20Le DIL constitue une forme complexe de discours rapporté. Il est caractérisé par l’indépendance syntaxique. Il n’est pas introduit par un verbe de parole suivi d’une proposition subordonnée, et c’est en ce sens qu’il est dit «libre»: la subordination caractéristique du DI y est absente. Il est proche cependant du Di en ce qu’il aligne son repérage sur celui du discours citant. La situation d’énonciation du discours cité est en principe effacée. Les temps verbaux perdent leur autonomie énonciative et sont soumis au système de référence du discours citant. En principe les déictiques du discours cité perdent également leur autonomie, comme c’est le cas pour le Di. Cependant le DIL peut contenir des déictiques renvoyant au temps et au lieu du locuteur secondaire.

(5) Regimbart prenait son chapeau. – «Comment, vous me quittez?» – «Sept heures!» dit Regimbart.
Frédéric le suivit. Au coin de la rue Montmartre, il se retourna; il regarda les fenêtres du premier étage; et il rit intérieurement de pitié sur lui-même, en se rappelant avec quel amour il les avait si souvent contemplées! Où donc vivait-elle? Comment la rencontrer maintenant? la solitude se rouvrait autour de son désir plus immense que jamais!
(Gustave Flaubert, L’éducation sentimentale, [1869] 1945, t. 1, première partie, p. 53)

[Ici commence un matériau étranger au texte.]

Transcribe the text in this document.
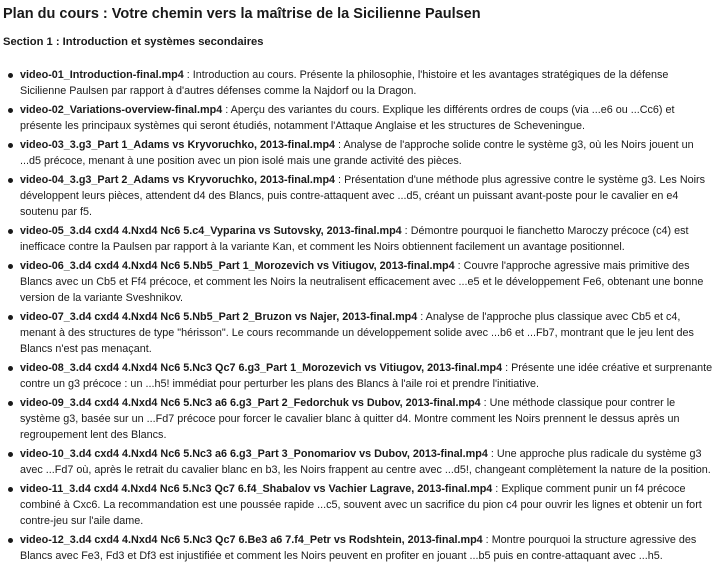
Plan du cours : Votre chemin vers la maîtrise de la Sicilienne Paulsen
Section 1 : Introduction et systèmes secondaires
video-01_Introduction-final.mp4 : Introduction au cours. Présente la philosophie, l'histoire et les avantages stratégiques de la défense Sicilienne Paulsen par rapport à d'autres défenses comme la Najdorf ou la Dragon.
video-02_Variations-overview-final.mp4 : Aperçu des variantes du cours. Explique les différents ordres de coups (via ...e6 ou ...Cc6) et présente les principaux systèmes qui seront étudiés, notamment l'Attaque Anglaise et les structures de Scheveningue.
video-03_3.g3_Part 1_Adams vs Kryvoruchko, 2013-final.mp4 : Analyse de l'approche solide contre le système g3, où les Noirs jouent un ...d5 précoce, menant à une position avec un pion isolé mais une grande activité des pièces.
video-04_3.g3_Part 2_Adams vs Kryvoruchko, 2013-final.mp4 : Présentation d'une méthode plus agressive contre le système g3. Les Noirs développent leurs pièces, attendent d4 des Blancs, puis contre-attaquent avec ...d5, créant un puissant avant-poste pour le cavalier en e4 soutenu par f5.
video-05_3.d4 cxd4 4.Nxd4 Nc6 5.c4_Vyparina vs Sutovsky, 2013-final.mp4 : Démontre pourquoi le fianchetto Maroczy précoce (c4) est inefficace contre la Paulsen par rapport à la variante Kan, et comment les Noirs obtiennent facilement un avantage positionnel.
video-06_3.d4 cxd4 4.Nxd4 Nc6 5.Nb5_Part 1_Morozevich vs Vitiugov, 2013-final.mp4 : Couvre l'approche agressive mais primitive des Blancs avec un Cb5 et Ff4 précoce, et comment les Noirs la neutralisent efficacement avec ...e5 et le développement Fe6, obtenant une bonne version de la variante Sveshnikov.
video-07_3.d4 cxd4 4.Nxd4 Nc6 5.Nb5_Part 2_Bruzon vs Najer, 2013-final.mp4 : Analyse de l'approche plus classique avec Cb5 et c4, menant à des structures de type "hérisson". Le cours recommande un développement solide avec ...b6 et ...Fb7, montrant que le jeu lent des Blancs n'est pas menaçant.
video-08_3.d4 cxd4 4.Nxd4 Nc6 5.Nc3 Qc7 6.g3_Part 1_Morozevich vs Vitiugov, 2013-final.mp4 : Présente une idée créative et surprenante contre un g3 précoce : un ...h5! immédiat pour perturber les plans des Blancs à l'aile roi et prendre l'initiative.
video-09_3.d4 cxd4 4.Nxd4 Nc6 5.Nc3 a6 6.g3_Part 2_Fedorchuk vs Dubov, 2013-final.mp4 : Une méthode classique pour contrer le système g3, basée sur un ...Fd7 précoce pour forcer le cavalier blanc à quitter d4. Montre comment les Noirs prennent le dessus après un regroupement lent des Blancs.
video-10_3.d4 cxd4 4.Nxd4 Nc6 5.Nc3 a6 6.g3_Part 3_Ponomariov vs Dubov, 2013-final.mp4 : Une approche plus radicale du système g3 avec ...Fd7 où, après le retrait du cavalier blanc en b3, les Noirs frappent au centre avec ...d5!, changeant complètement la nature de la position.
video-11_3.d4 cxd4 4.Nxd4 Nc6 5.Nc3 Qc7 6.f4_Shabalov vs Vachier Lagrave, 2013-final.mp4 : Explique comment punir un f4 précoce combiné à Cxc6. La recommandation est une poussée rapide ...c5, souvent avec un sacrifice du pion c4 pour ouvrir les lignes et obtenir un fort contre-jeu sur l'aile dame.
video-12_3.d4 cxd4 4.Nxd4 Nc6 5.Nc3 Qc7 6.Be3 a6 7.f4_Petr vs Rodshtein, 2013-final.mp4 : Montre pourquoi la structure agressive des Blancs avec Fe3, Fd3 et Df3 est injustifiée et comment les Noirs peuvent en profiter en jouant ...b5 puis en contre-attaquant avec ...h5.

21L’imparfait de Où donc vivait-elle? Est un temps discursif, il se repère par rapport aux passés simples du récit. Par contre, le déictique maintenant renvoie au présent du personnage de Frédéric et laisse transparaître la voix de celui-ci. Le DIL transpose ici un déictique du discours d’origine, le même que Frédéric aurait employé dans son discours: Où donc vit-elle? Comment vais-je la rencontrer maintenant?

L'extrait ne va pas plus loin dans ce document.